Subdiffusive Brownian ratchets rocked by a periodic force

This work puts forward a generalization of the well-known rocking Markovian Brownian ratchets to the realm of antipersistent non-Markovian subdiffusion in viscoelastic media. A periodically forced subdiffusion in a parity-broken ratchet potential is considered within the non-Markovian generalized Langevin equation (GLE) description with a power law memory kernel η(t) ∝ t−α (0 < α < 1). It is shown that subdiffusive rectification currents, defined through the mean displacement and subvelocity vα, 〈δ x(t)〉 ∼ vαtα/Γ(1 + α), emerge asymptotically due to the breaking of the detailed balance symmetry by driving.
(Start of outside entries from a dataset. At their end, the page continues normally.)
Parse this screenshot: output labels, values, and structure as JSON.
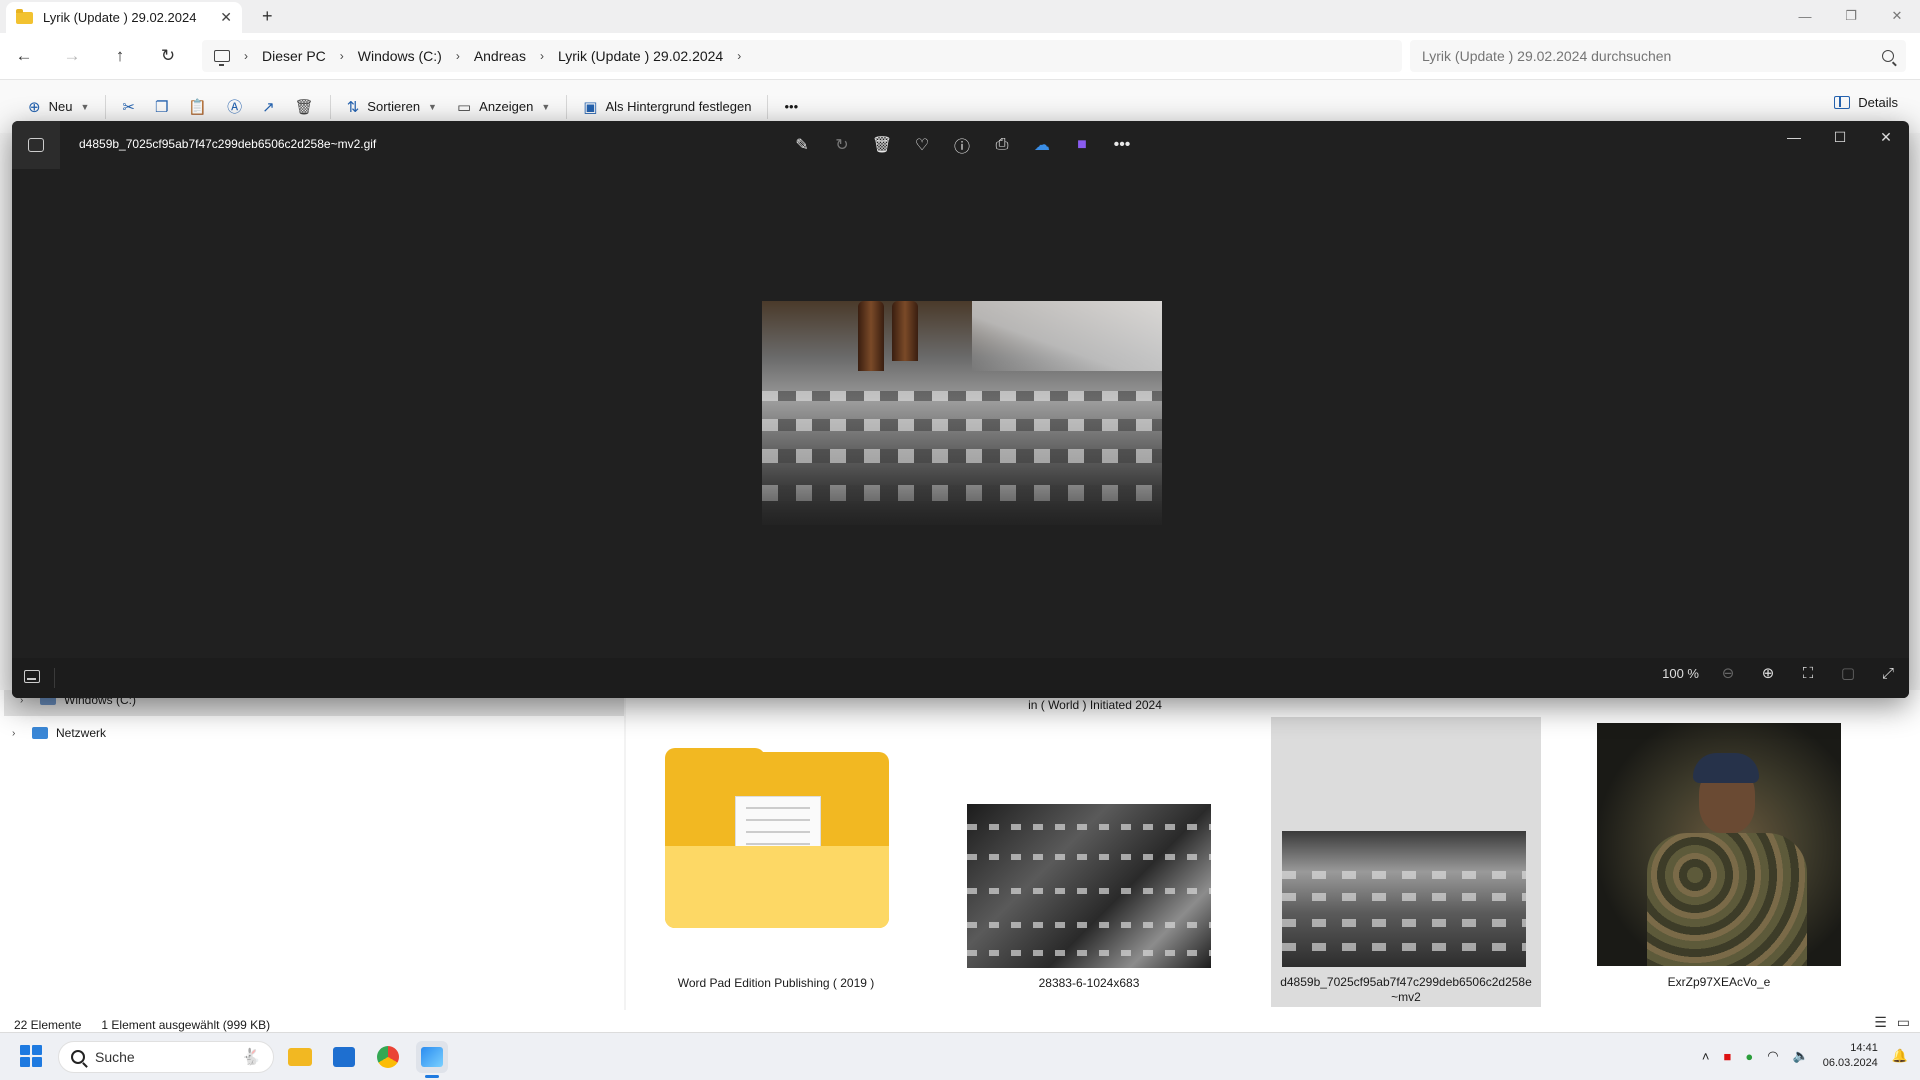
{
  "window": {
    "tab_title": "Lyrik (Update ) 29.02.2024",
    "new_tab_symbol": "+",
    "close_tab_symbol": "✕",
    "minimize_symbol": "—",
    "restore_symbol": "❐",
    "close_symbol": "✕"
  },
  "nav": {
    "back_symbol": "←",
    "forward_symbol": "→",
    "up_symbol": "↑",
    "refresh_symbol": "↻"
  },
  "breadcrumbs": [
    "Dieser PC",
    "Windows (C:)",
    "Andreas",
    "Lyrik (Update ) 29.02.2024"
  ],
  "search": {
    "placeholder": "Lyrik (Update ) 29.02.2024 durchsuchen"
  },
  "commandbar": {
    "new_label": "Neu",
    "sort_label": "Sortieren",
    "view_label": "Anzeigen",
    "wallpaper_label": "Als Hintergrund festlegen",
    "more_symbol": "•••",
    "details_label": "Details",
    "icons": [
      "plus-icon",
      "cut-icon",
      "copy-icon",
      "paste-icon",
      "rename-icon",
      "share-icon",
      "delete-icon"
    ]
  },
  "viewer": {
    "filename": "d4859b_7025cf95ab7f47c299deb6506c2d258e~mv2.gif",
    "zoom": "100 %",
    "more_symbol": "•••",
    "tools": [
      "edit-image-icon",
      "rotate-icon",
      "delete-icon",
      "favorite-heart-icon",
      "info-icon",
      "print-icon",
      "onedrive-icon",
      "clipchamp-icon"
    ]
  },
  "tree": {
    "items": [
      {
        "label": "Windows (C:)"
      },
      {
        "label": "Netzwerk"
      }
    ]
  },
  "files": {
    "partial_label": "in ( World ) Initiated 2024",
    "items": [
      {
        "label": "Word Pad Edition Publishing ( 2019 )",
        "type": "folder"
      },
      {
        "label": "28383-6-1024x683",
        "type": "image"
      },
      {
        "label": "d4859b_7025cf95ab7f47c299deb6506c2d258e~mv2",
        "type": "image",
        "selected": true
      },
      {
        "label": "ExrZp97XEAcVo_e",
        "type": "image"
      }
    ]
  },
  "status": {
    "count": "22 Elemente",
    "selection": "1 Element ausgewählt (999 KB)"
  },
  "taskbar": {
    "search_label": "Suche",
    "time": "14:41",
    "date": "06.03.2024",
    "apps": [
      "file-explorer-icon",
      "microsoft-store-icon",
      "chrome-icon",
      "photos-icon"
    ]
  },
  "colors": {
    "accent": "#1e7ae0",
    "viewer_bg": "#202020",
    "folder": "#f2b822"
  }
}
The asymptotic exponent is α, the same as for free subdiffusion, 〈δx2(t)〉 ∝ tα. However, a transient to this regime with some time-dependent αeff(t) gradually decaying in time, α ⩽ αeff(t) ⩽ 1, can be very slow depending on the barrier height and the driving field strength. In striking contrast to its normal diffusion counterpart, the anomalous rectification current is absent asymptotically in the limit of adiabatic driving with frequency Ω → 0, displaying a resonance-like dependence on the driving frequency. However, an anomalous current inversion occurs for a sufficiently fast driving, like in the normal diffusion case. In the lowest order of the driving field, such a rectification current presents a quadratic response effect. Beyond perturbation regime it exhibits a broad maximum versus the driving field strength. Moreover, anomalous current exhibits a maximum versus the potential amplitude.